Paul Worthington is a Boston-based strategist with whom Athletics has collaborated on projects ranging from The Masters to Major League Soccer. Having advised clients including Microsoft, HP, Citibank, and GE through financial crises and a wide range of other challenges, Paul brought unique insight to our recent partnership with Citrix, crafting a refreshing new strategic foundation for the company (see details above) that perfectly orients the brand to respond to the current mass shift toward remote work. To conclude our examination of why certain brands sink or swim in times of crisis, Paul shares some thoughts on strategic decision-making under pressure:

 

“The challenge with the term ‘new normal’ is twofold. First, when we think this way, we risk falsely normalizing the abnormal, which means that we risk making decisions with long-term consequences on the basis of limited data and without a clear understanding of which changes might become permanent. Strategically, we need to instead understand the interplay between three things:

 

What are the immediate and necessary tactical reactions to the crisis we have to undertake today that might not be critical in the long-term?

 

What are the emergent opportunities and threats that might impact our strategy, and how should we act on these?
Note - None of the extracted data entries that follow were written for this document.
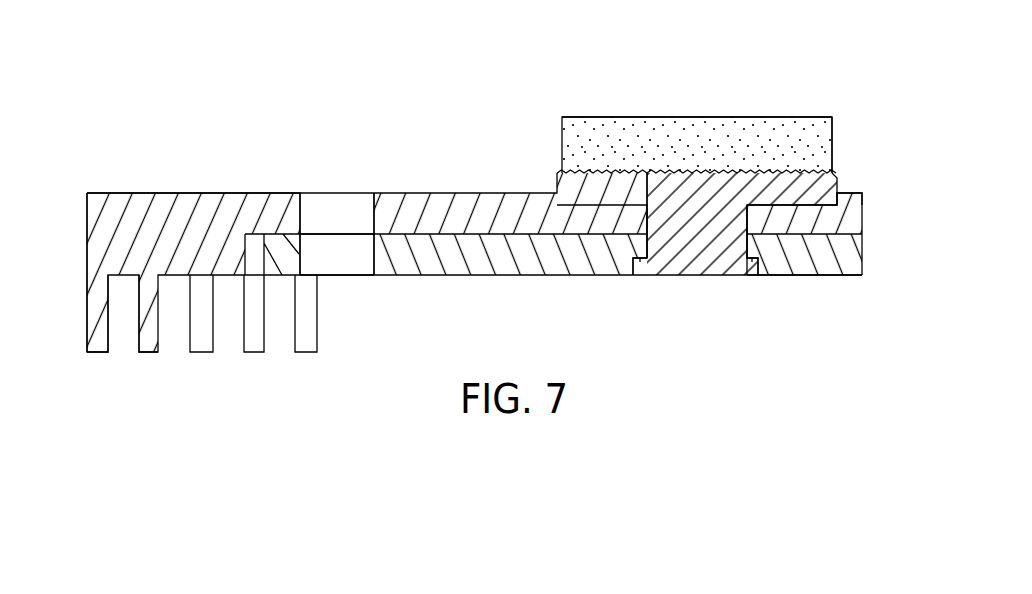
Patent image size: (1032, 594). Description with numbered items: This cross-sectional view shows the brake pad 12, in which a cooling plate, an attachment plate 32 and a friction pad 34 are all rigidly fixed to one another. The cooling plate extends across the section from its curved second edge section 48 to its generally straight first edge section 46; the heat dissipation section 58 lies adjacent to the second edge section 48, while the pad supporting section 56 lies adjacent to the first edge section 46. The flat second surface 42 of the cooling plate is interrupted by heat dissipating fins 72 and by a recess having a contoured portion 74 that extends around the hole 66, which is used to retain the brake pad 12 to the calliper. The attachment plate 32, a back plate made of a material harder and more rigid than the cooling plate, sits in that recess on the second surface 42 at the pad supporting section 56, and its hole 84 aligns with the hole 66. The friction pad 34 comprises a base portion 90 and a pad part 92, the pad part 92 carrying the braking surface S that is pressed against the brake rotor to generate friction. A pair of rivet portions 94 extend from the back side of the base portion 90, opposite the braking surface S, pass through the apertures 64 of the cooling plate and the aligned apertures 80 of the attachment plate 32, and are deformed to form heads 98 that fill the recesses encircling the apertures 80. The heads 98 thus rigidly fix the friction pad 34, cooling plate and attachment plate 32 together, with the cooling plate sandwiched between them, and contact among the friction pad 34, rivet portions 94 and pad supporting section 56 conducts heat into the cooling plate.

The brake pad 12 is at (250, 57).
The second edge section 48 is at (87, 218).
The heat dissipation section 58 is at (188, 188).
The hole 66 is at (373, 212).
The hole 84 is at (373, 253).
The attachment plate 32 is at (500, 258).
The heat dissipating fins 72 is at (150, 342).
The contoured portion 74 is at (282, 236).
The friction pad 34 is at (518, 78).
The pad part 92 is at (595, 135).
The base portion 90 is at (562, 187).
The braking surface S is at (725, 116).
The pad supporting section 56 is at (852, 186).
The first edge section 46 is at (863, 210).
The apertures 64 is at (692, 223).
The rivet portions 94 is at (727, 241).
The apertures 80 is at (650, 238).
The deformed heads 98 is at (643, 270).
The second surface 42 is at (826, 262).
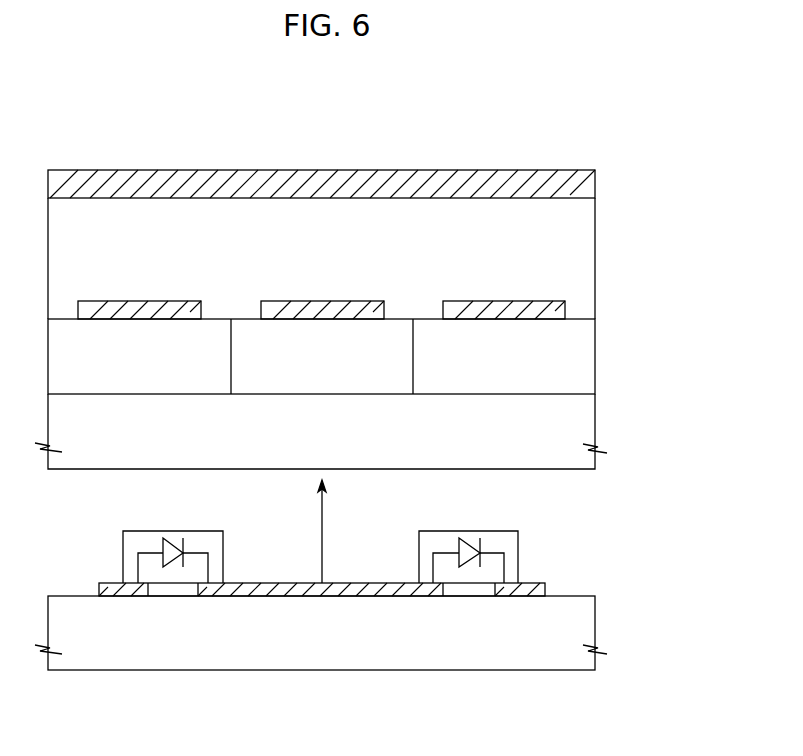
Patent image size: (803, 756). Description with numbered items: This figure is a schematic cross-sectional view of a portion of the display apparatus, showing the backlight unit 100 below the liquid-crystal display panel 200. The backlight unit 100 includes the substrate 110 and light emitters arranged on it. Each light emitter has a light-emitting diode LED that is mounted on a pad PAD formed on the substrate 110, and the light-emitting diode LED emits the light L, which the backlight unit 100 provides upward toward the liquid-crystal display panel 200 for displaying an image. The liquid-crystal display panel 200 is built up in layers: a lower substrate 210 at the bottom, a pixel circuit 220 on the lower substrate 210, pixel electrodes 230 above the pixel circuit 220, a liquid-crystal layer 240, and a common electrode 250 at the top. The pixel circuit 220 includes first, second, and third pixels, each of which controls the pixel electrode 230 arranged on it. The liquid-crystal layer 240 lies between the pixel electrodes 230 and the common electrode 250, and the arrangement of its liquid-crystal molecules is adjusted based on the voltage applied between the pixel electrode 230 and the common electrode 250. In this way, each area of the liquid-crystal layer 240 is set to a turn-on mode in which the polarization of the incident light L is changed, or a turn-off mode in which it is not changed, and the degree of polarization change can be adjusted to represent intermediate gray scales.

The backlight unit 100 is at (398, 567).
The substrate 110 is at (597, 622).
The liquid-crystal display panel 200 is at (392, 319).
The lower substrate 210 is at (353, 420).
The pixel circuit 220 is at (583, 359).
The pixel electrode 230 is at (560, 312).
The liquid-crystal layer 240 is at (582, 249).
The common electrode 250 is at (585, 186).
The light-emitting diode LED is at (518, 541).
The pad unit PAD is at (545, 586).
The light L is at (311, 531).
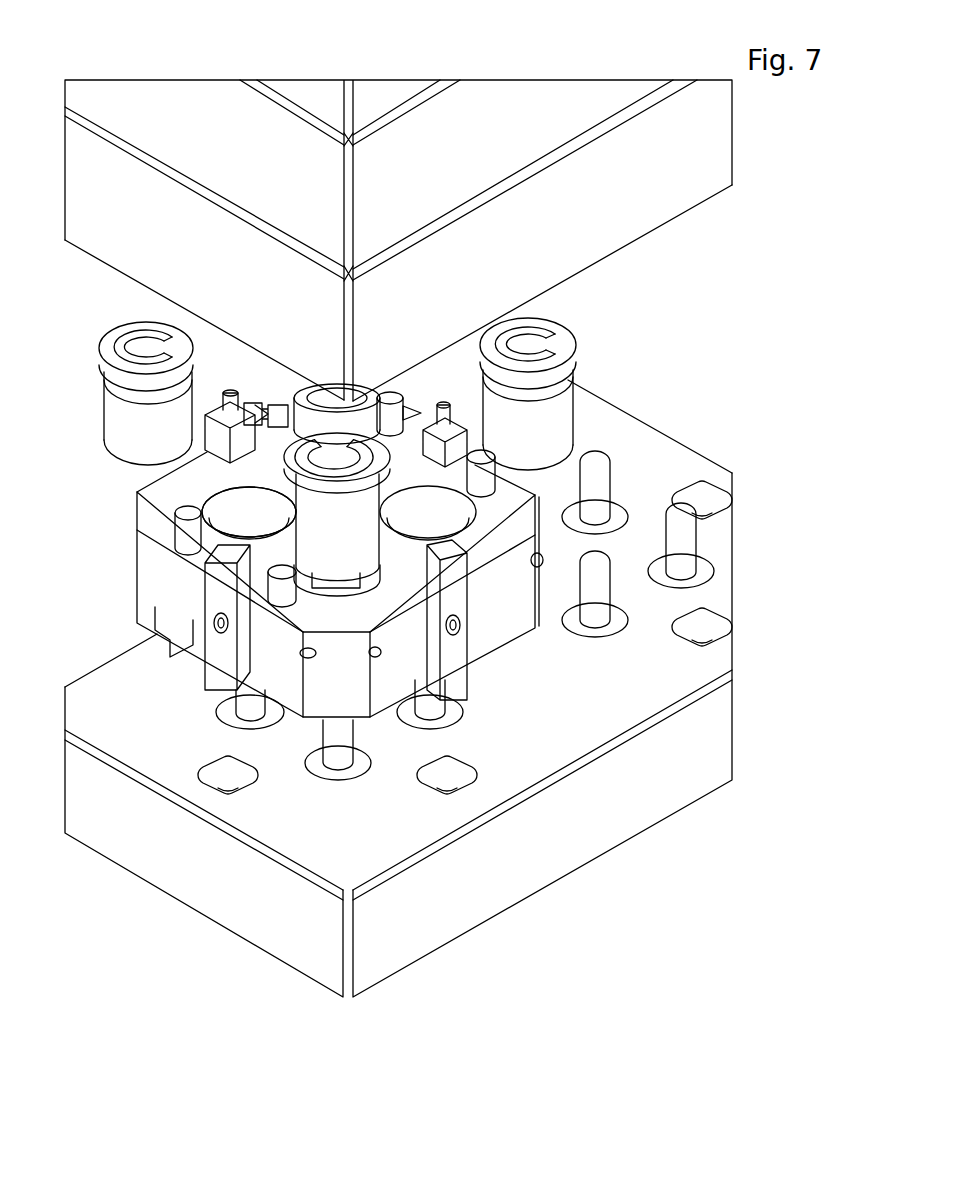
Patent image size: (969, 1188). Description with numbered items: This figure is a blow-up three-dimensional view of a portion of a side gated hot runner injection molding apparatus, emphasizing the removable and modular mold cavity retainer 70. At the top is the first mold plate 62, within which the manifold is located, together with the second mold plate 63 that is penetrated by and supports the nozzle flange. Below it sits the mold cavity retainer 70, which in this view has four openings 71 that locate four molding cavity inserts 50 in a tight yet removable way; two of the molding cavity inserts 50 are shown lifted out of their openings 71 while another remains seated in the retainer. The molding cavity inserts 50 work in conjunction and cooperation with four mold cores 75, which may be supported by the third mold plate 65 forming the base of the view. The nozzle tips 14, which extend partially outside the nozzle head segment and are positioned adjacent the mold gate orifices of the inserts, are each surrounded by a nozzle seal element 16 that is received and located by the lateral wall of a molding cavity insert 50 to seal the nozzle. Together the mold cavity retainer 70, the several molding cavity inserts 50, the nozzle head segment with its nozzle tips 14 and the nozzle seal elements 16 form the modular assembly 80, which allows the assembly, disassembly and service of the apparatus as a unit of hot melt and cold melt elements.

The nozzle tip 14 is at (412, 418).
The nozzle seal element 16 is at (448, 412).
The molding cavity insert 50 is at (133, 418).
The first mold plate 62 is at (455, 140).
The second mold plate 63 is at (503, 253).
The third mold plate 65 is at (547, 852).
The mold cavity retainer 70 is at (505, 607).
The opening 71 is at (237, 527).
The mold core 75 is at (595, 463).
The modular assembly 80 is at (719, 291).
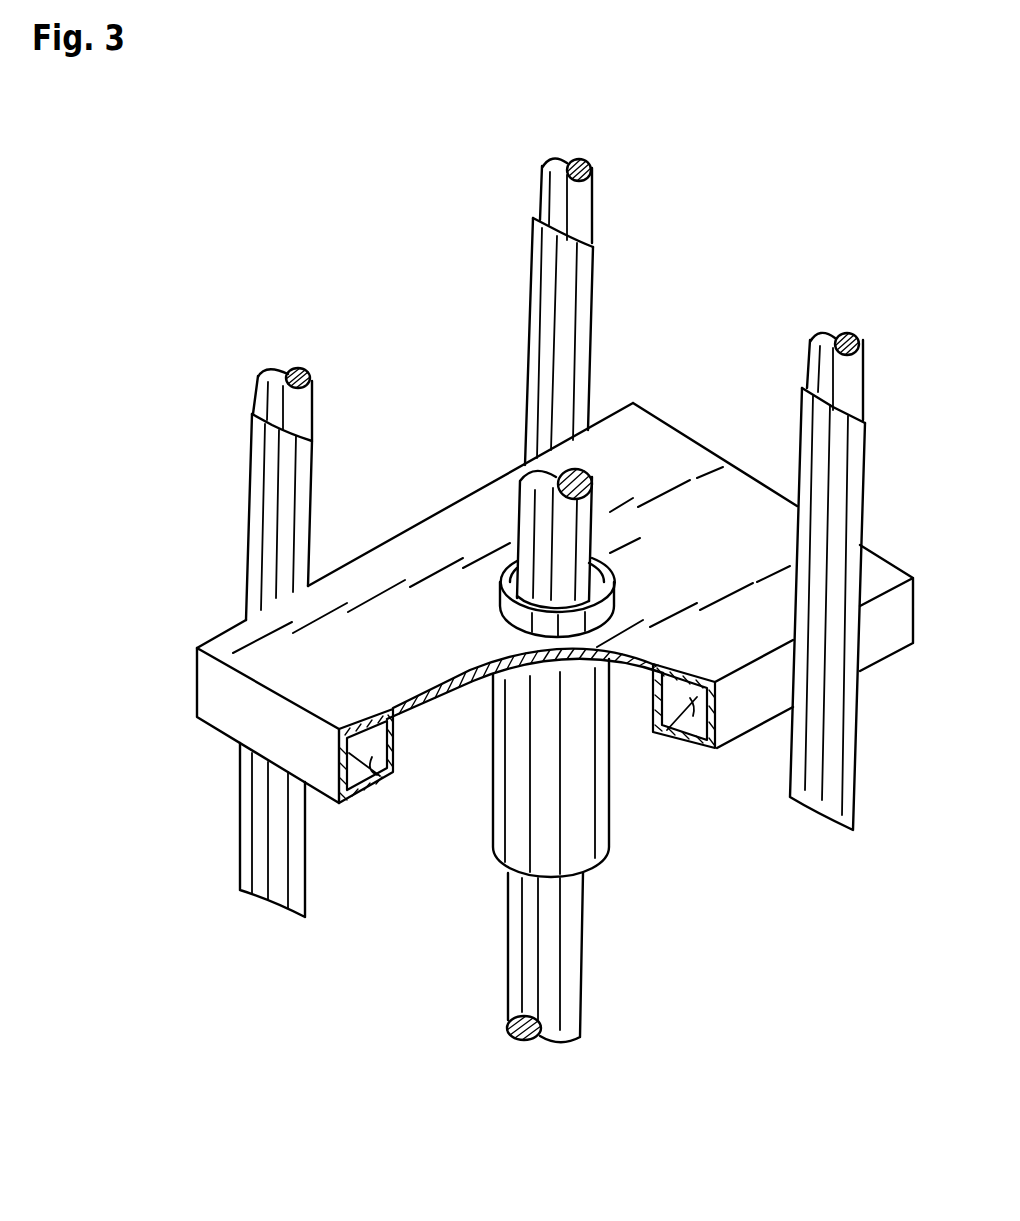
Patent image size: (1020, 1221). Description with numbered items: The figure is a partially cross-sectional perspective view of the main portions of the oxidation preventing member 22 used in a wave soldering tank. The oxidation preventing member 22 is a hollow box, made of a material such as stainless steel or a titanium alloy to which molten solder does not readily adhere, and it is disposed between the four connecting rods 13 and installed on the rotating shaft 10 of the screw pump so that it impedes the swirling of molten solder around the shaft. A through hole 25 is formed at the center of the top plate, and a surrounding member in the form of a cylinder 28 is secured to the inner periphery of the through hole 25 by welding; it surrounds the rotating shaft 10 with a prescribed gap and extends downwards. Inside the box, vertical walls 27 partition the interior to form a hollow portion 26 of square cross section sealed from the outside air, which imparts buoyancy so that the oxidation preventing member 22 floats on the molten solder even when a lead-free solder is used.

The rotating shaft 10 is at (583, 1012).
The connecting rods 13 is at (858, 466).
The oxidation preventing member 22 is at (696, 444).
The through hole 25 is at (499, 612).
The hollow portion 26 is at (690, 740).
The vertical walls 27 is at (658, 699).
The cylinder 28 is at (613, 572).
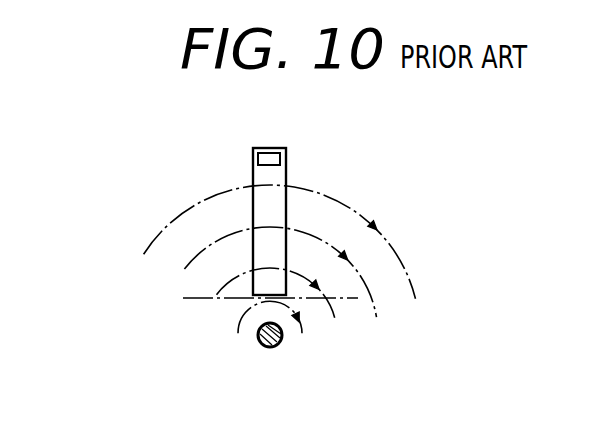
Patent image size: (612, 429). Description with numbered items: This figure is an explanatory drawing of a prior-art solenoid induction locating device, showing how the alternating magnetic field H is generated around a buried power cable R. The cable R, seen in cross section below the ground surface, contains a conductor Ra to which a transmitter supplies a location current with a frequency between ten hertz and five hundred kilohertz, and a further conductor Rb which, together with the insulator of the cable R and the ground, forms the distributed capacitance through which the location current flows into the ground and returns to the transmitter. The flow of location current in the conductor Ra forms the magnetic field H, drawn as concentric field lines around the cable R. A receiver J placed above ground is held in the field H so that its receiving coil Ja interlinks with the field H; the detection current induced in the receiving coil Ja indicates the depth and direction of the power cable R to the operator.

The magnetic field H is at (342, 200).
The receiver J is at (268, 148).
The receiving coil Ja is at (280, 160).
The power cable R is at (259, 349).
The conductor Ra is at (268, 348).
The conductor Rb is at (284, 338).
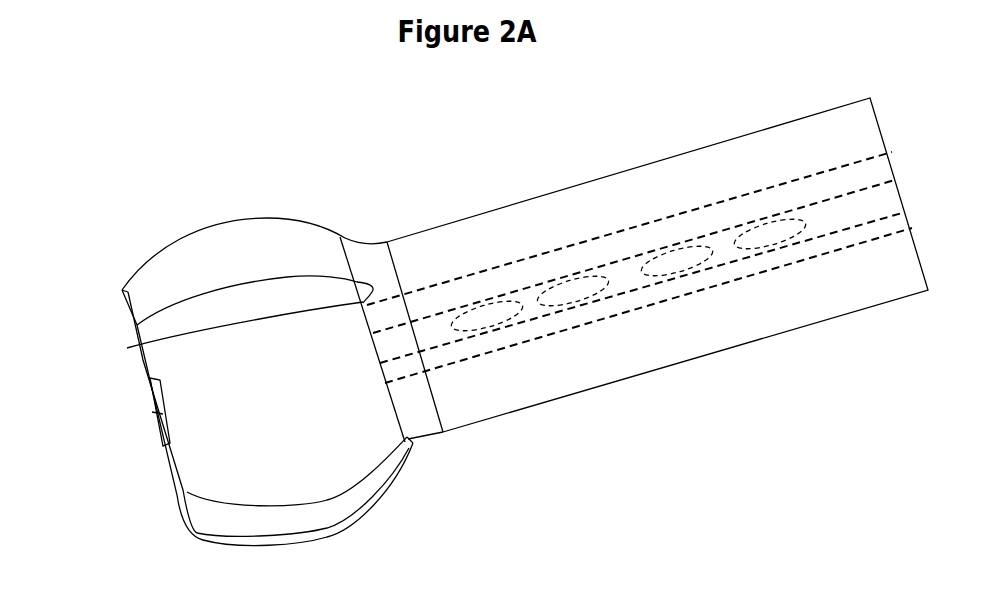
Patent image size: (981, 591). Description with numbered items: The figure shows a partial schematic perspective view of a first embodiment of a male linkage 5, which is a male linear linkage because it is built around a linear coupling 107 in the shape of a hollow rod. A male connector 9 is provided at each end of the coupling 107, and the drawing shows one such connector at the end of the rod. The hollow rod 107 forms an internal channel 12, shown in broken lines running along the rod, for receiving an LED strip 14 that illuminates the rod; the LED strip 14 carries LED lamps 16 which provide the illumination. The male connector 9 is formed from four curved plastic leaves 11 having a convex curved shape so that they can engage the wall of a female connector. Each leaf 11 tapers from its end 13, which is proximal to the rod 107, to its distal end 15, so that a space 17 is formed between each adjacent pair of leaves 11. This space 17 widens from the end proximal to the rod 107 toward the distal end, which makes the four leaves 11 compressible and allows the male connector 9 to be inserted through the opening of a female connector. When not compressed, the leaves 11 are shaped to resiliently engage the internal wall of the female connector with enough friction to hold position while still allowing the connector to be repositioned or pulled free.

The male linkage 5 is at (528, 158).
The male connector 9 is at (401, 522).
The curved plastic leaf 11 is at (210, 227).
The internal channel 12 is at (777, 185).
The proximal end of leaf 13 is at (327, 230).
The LED strip 14 is at (548, 288).
The distal end of leaf 15 is at (120, 292).
The LED lamp 16 is at (760, 247).
The space 17 is at (150, 358).
The linear coupling 107 is at (660, 372).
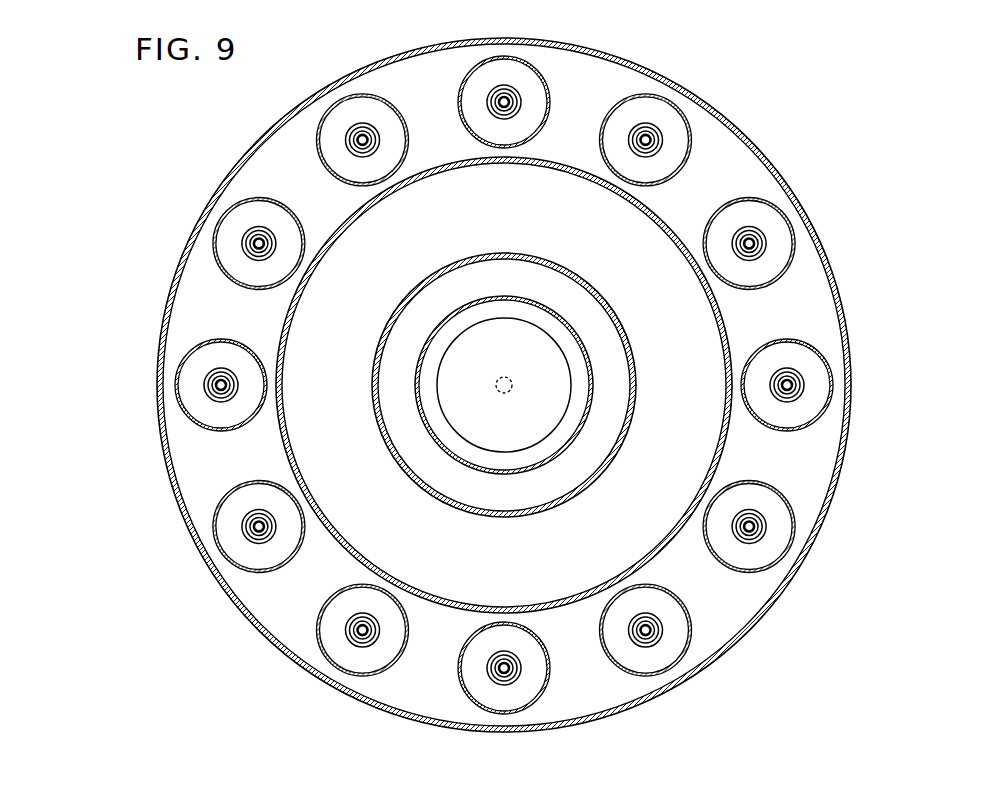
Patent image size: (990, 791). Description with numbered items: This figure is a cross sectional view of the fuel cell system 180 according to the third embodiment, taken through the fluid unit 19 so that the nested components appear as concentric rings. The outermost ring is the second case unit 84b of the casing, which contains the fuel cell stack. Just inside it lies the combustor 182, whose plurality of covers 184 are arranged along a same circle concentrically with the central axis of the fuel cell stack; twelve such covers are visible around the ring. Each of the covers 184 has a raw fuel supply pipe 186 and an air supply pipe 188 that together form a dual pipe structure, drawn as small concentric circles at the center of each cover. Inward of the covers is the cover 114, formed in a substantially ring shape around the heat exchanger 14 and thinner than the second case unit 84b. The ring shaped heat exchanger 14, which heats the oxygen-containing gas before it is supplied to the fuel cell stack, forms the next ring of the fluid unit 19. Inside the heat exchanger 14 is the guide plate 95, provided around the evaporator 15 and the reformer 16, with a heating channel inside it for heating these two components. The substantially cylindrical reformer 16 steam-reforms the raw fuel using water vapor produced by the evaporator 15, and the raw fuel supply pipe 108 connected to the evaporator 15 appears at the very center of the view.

Strategy in a time of turmoil is, in general, going to be much more emergent than it is planned, which requires a renewed emphasis on observing what is happening in the market, and why.

 

What can we learn from past downturns and recessionary periods that we might apply now, even though we understand that the pandemic is going to be different? In many ways, it’s unlikely to be so different that we cannot learn anything from the past. Let’s not forget, for example, that the Roaring Twenties immediately followed the Spanish Flu pandemic of 1918.

 

Overall, this is decidedly not a time for cookie-cutter, applies-to-all advice. The COVID-19 pandemic is having an asymmetric economic effect, so every business needs to observe what is happening in its own industry and to its own business in order to decide on its own best path forward.

 

It’s less that completely new trends are emerging, but more that existing trends are being accelerated. It’s basically digital transformation multiplied by 1,000 for a lot of businesses.”